MİLLİYET'İN SAHİBİ BİZİZ...

1980'ler ve 1990'lardaki Milliyet efsanesinin yaratıcılarından birinin Doğan Heper olduğunu yeni kuşaklar büyük olaslık bilmiyordur. Milliyet herhalde tarihinde ilk kez bir milyon bastığı zaman genel yayın yönetmenliği koltuğunda o oturuyordu. Gazeteciliği 24 saat yaşayan, çalışan muhabire değer veren ve motive etmesini bilen Heper de "Gazetecilik hakikaten aşk. Önce isteğe sonra tahsile bağlı"diyor röportajda.

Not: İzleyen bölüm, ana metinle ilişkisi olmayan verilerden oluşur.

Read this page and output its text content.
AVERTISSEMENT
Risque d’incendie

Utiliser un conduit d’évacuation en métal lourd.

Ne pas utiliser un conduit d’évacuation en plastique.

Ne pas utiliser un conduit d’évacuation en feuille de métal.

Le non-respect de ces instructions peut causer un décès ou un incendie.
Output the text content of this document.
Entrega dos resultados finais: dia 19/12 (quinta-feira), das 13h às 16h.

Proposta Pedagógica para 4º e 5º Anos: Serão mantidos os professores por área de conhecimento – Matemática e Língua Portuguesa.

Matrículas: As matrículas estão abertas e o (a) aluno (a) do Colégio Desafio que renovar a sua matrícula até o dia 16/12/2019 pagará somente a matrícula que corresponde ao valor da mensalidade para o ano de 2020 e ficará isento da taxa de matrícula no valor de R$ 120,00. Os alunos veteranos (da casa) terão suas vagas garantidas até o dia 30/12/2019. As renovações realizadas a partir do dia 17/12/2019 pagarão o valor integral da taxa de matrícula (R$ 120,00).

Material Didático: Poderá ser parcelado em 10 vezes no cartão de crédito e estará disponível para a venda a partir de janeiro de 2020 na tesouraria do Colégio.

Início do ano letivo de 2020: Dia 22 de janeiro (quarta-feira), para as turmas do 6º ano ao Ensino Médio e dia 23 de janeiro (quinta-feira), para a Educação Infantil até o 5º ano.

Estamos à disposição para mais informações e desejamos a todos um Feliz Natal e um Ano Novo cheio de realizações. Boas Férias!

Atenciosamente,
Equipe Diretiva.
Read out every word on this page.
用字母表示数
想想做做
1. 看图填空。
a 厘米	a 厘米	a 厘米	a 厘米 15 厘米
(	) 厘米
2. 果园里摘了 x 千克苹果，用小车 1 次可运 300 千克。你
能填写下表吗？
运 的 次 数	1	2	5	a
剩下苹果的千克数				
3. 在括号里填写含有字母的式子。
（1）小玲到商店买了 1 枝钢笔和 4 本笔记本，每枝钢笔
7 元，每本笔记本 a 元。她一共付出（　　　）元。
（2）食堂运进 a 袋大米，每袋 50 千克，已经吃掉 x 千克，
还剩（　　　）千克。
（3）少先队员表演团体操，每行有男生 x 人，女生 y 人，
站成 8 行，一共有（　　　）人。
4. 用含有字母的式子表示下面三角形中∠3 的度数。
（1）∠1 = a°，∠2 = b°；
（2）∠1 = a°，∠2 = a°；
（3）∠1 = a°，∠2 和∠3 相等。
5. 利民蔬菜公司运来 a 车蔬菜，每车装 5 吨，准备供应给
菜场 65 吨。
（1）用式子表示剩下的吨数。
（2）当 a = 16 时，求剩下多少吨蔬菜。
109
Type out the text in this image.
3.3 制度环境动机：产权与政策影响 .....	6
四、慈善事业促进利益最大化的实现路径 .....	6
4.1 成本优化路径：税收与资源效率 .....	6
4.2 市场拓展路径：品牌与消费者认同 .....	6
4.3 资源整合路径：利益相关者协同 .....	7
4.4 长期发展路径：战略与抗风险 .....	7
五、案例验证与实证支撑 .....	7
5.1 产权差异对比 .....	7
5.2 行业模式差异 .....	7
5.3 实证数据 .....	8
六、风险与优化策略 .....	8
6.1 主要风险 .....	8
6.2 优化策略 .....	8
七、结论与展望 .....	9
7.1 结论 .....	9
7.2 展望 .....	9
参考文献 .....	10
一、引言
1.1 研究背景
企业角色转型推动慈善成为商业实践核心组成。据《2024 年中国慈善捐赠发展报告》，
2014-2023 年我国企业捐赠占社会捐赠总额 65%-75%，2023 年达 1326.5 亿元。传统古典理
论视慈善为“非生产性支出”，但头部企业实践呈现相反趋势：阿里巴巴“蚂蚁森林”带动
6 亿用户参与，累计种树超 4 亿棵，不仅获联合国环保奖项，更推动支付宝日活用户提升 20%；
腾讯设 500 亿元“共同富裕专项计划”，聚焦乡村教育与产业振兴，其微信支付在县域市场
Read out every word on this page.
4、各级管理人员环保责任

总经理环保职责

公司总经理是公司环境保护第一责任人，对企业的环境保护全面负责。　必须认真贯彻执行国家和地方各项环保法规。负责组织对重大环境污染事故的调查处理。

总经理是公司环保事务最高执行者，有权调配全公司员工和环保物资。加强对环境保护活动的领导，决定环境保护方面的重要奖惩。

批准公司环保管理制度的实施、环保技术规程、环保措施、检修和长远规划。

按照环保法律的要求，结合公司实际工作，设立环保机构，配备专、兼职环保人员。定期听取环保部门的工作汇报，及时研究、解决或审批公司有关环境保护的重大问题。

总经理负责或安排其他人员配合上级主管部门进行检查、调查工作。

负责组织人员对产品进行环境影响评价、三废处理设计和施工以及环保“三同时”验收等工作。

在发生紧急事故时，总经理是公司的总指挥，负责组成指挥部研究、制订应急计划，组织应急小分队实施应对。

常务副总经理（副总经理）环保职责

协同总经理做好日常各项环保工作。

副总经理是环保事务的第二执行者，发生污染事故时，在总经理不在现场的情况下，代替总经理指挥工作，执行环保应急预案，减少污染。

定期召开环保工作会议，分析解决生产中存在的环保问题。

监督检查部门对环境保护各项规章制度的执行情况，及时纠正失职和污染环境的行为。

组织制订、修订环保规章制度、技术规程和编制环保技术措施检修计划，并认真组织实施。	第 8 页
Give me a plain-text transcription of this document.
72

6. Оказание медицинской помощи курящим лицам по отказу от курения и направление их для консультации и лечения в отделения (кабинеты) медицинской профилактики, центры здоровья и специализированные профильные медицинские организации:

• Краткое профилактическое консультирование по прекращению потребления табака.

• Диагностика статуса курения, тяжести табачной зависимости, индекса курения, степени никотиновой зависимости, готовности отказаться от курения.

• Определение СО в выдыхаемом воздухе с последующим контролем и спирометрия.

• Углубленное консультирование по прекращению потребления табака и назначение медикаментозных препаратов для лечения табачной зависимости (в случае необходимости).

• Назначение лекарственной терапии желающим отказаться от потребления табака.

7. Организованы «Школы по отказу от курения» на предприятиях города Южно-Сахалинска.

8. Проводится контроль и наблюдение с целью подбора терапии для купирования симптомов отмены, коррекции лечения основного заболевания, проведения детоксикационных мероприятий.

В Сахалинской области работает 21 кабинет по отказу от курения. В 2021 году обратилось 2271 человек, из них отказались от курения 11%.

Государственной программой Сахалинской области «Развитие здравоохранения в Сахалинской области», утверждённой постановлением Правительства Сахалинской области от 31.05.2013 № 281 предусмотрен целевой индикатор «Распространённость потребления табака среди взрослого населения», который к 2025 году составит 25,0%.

Heper, mesleğin itibar kaybetmesi için de açık konuşuyor ve "...Eskiden anketlerde en itibarlı meslek olarak medya en üstte yer alırdı. Şimdi aşağılara indi. Yetişenler çoğaldı ama itibar azaldı....Medya işine siyaset karıştı. Artık havuz medyası deniyor. Onun bunun gazetesi oldu bazı gazeteler, onlara itibar edenler var"diyor.

Basında artık son bulan rekabet için de şöyle konuşuyor:

"Bu 50-60 yıl içinde bizi transfer etmek isteyen olmadı mı? Çok oldu ama gitmedik. Bizde Milliyet aşkı var. Çünkü Milliyet'in sahibi biziz. 6 tane patron değişti bu gazetede. Gazeteci vakit, ortam değişse de bunları atlatmasını bilmeli, yerinde kalmalı. Rekabet etmeli diğer gazetelerle. Daha önce de söyledim; biz hep "Yarın Ertuğrul (Özkök) ve Zafer'i (Mutlu) ağlatmalıyız" diye çalıştık. Ama şimdi öyle bir şey kalmadı pek. İşte bu hırsı aşılamak lazım."

Aslı Çakır da mesleğin iki ustası ile yaptığı röportaj ile günün muhabiri oldu.